4th Lieutenant Governor of Indiana
- In office December 7, 1825 – December 3, 1828
- Governor: William Hendricks James B. Ray
- Preceded by: Ratliff Boon
- Succeeded by: Milton Stapp

Personal details
- Born: 1780 Westmoreland County, Pennsylvania
- Died: 26 March 1870 (aged 89–90) Indianapolis, Marion County, Indiana
- Party: Democratic-Republican, Democratic

= John H. Thompson (politician) =

American politician

John H. Thompson was an American politician who served as the fourth Lieutenant Governor of Indiana from 1824 to 1828.

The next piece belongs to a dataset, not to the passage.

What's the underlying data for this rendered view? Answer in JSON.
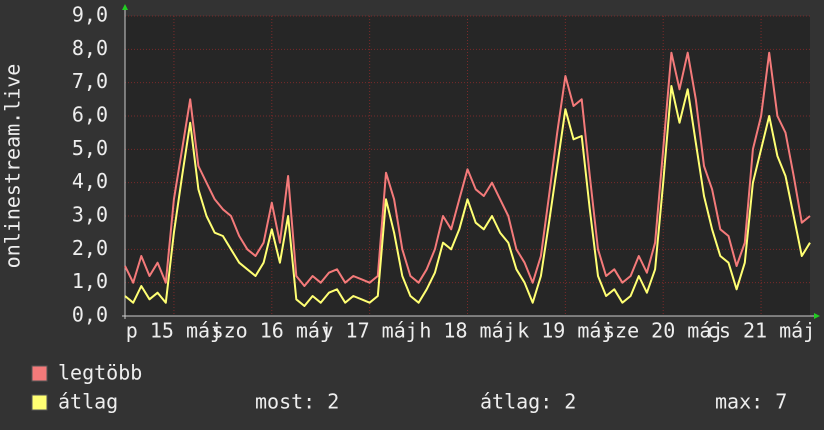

Thompson was born in 1780 in Westmoreland County, Pennsylvania. In 1820, he was a member of the Electoral College, voting for James Monroe. From 1824 to 1828, Thompson served as Lieutenant Governor under William Hendricks and James B. Ray. In 1828, Thompson ran for a seat in the U.S. House of Representatives. His candidacy was supported by Jacksonian Democrats but he lost the election to former Governor Jonathan Jennings. In 1830, Thompson ran as an independent for the same seat, joining a crowded field that also included Jennings, John Carr, William W. Wick, James B. Ray, and Isaac Howk. Thompson lost the race, coming in fifth place. In 1839, Thompson ran as a Democrat against fellow Democrat Johnathan McCarty and Whig James Rariden for the U.S. House seat of Indiana's 5th congressional district. Thompson lost the election to Rariden.

From 1845 to 1849, Thompson served as the Indiana Secretary of State.

John Handley Thompson died 26 March 1870 in Indianapolis, Marion County, Indiana. He was interred at Crown Hill Cemetery, Indianapolis, Marion County, Indiana.